The syntheses, characterization and applications of cyclopentadienyltitanium triflate and bistriflimide complexes have been investigated. To pursue these aims the preparation of and structural investigations on a series of titanium triflate derivatives as well as the corresponding bistriflimide complexes of titanium has been explored. Our search for an alternative to the triflate ligand led us to the bistriflimide anion (N(SO₂CF₃)₂ or NTf₂). This anion appears to satisfy the criteria for a good, weakly-coordinating anion; i.e., it has a low overall charge of -1, a high degree of charge delocalization, good solubility and kinetic stability. This anion also has the potential for diversity with the use of its homologues or unsymmetrical imides such as the perfluoromethylsulfonyl perfluorobutylsulfonylimide reported by DesMarteau. The application of these complexes as catalysts lead to the efficient syndiotactic polymerization of styrene.

References

• Preparation and characterization of half-sandwich (pentamethylcyclopentadienyl)(triflato)titanium(IV) complexes: Solid-state structural motifs and catalysis studies
  S. C. Ngo, P. J. Toscano, and J. T. Welch, Helv.

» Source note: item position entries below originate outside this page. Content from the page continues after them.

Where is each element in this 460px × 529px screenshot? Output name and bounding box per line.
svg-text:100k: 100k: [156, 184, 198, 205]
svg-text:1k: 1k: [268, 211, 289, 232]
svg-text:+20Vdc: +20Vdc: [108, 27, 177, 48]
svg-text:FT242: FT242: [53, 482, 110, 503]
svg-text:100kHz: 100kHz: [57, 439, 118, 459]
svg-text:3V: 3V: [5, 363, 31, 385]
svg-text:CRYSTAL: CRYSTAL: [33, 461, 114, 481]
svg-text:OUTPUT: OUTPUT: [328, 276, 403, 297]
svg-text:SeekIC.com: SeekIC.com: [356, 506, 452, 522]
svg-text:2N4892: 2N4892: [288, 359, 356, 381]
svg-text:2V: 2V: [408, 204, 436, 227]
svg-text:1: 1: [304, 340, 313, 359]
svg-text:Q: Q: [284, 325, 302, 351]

Chim. Acta, 2002, 85, 3366-82. abstract
• Triflimide Containing Catalysts for Polymerization
  U.S. Patent 5,986,120, 16 November 1999. PCT Int. Appl. WO 9940124. European Patent EP 1053259. J. T. Welch, R. U. Claessen, and S. C. Ngo, Research Foundation of the State University of New York.
• Bistriflate Titanium Complexes for the Polymerization of Styrene
  S. C. Ngo, J. T. Welch, J. Okuda, and P. J. Toscano, Polymer Preprints, 1996, 37, 330-331.